Gurbanov also participated in the battles around Martuni, the villages of Shosh, and Khramort in the Askeran district, as well as in Chaykand and Ai-Paris. As a result, the opposing party suffered heavy losses.

=== Death ===
On 13 June 1992, Gurbanov conducted three combat flights in the Aghdara-Goranboy area. Around 4:00 – 5:00 pm, his Su-25 aircraft was shot down near Nakhichevanik-Askeran by an Armenian armed forces Shilka anti-aircraft gun. According to witnesses, Gurbanov parachuted from the aircraft, but the enemy fired a SA-14 missile at him from the ground. Battalion Commander Fred Asif's brother, Adalat Maharramov, stated that he saw Gurbanov being shot down and fired upon by the Armenians. Although Azerbaijani forces attacked to rescue Gurbanov, it was too late.

The report of Gurbanov's death was met with joy on the Armenian side. Armenian television has repeatedly shown the remnants of the aircraft.

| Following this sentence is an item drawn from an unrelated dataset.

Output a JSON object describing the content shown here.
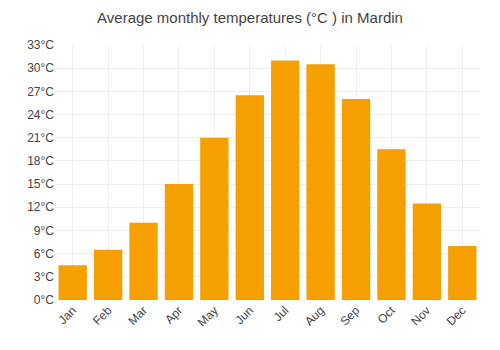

It was rumored that Gurbanov was actually killed or injured by a landmine. An intelligence team sent to that location returned empty-handed. According to another rumor, he survived and was taken to Aghdam hospital and later to an unknown location. His friend Fuad Mammadov said that he was found wounded at Zabrat Airport. However, none of this information has been confirmed. An investigation was carried out at the instruction of Namig Abbasov, the chairman of the State Commission on Prisoners of War, Hostages and Missing Persons. However, that didn't resolve the issue. As a last resort, family members and Mammadov consulted a psychic and fortune teller. No "visionary" has said that he died. In 1992, he was legally declared dead by Baku City Nizami District Court.

It was proposed that Gurbanov be given the title of National Hero. However, Deputy Prime Minister Surat Huseynov recommended that this be postponed, as this could have adverse consequences for Gurbanov if he was still alive and being held by the Armenians. The issue has not been reconsidered. Gurbanov and his comrades, as well as servicemen involved in the hijacking of Su-25 aircraft, were not given any honorary titles.

== Personal life ==
On 20 April 1991, he married Nazakat Gurbanova. The couple had a daughter: Sevinj. She is also a military officer.

== Legacy ==
In 2014, director Samir Kerimoglu made a film titled I'm back home about the hijacking of a Su-25 fighter aircraft by Gurbanov.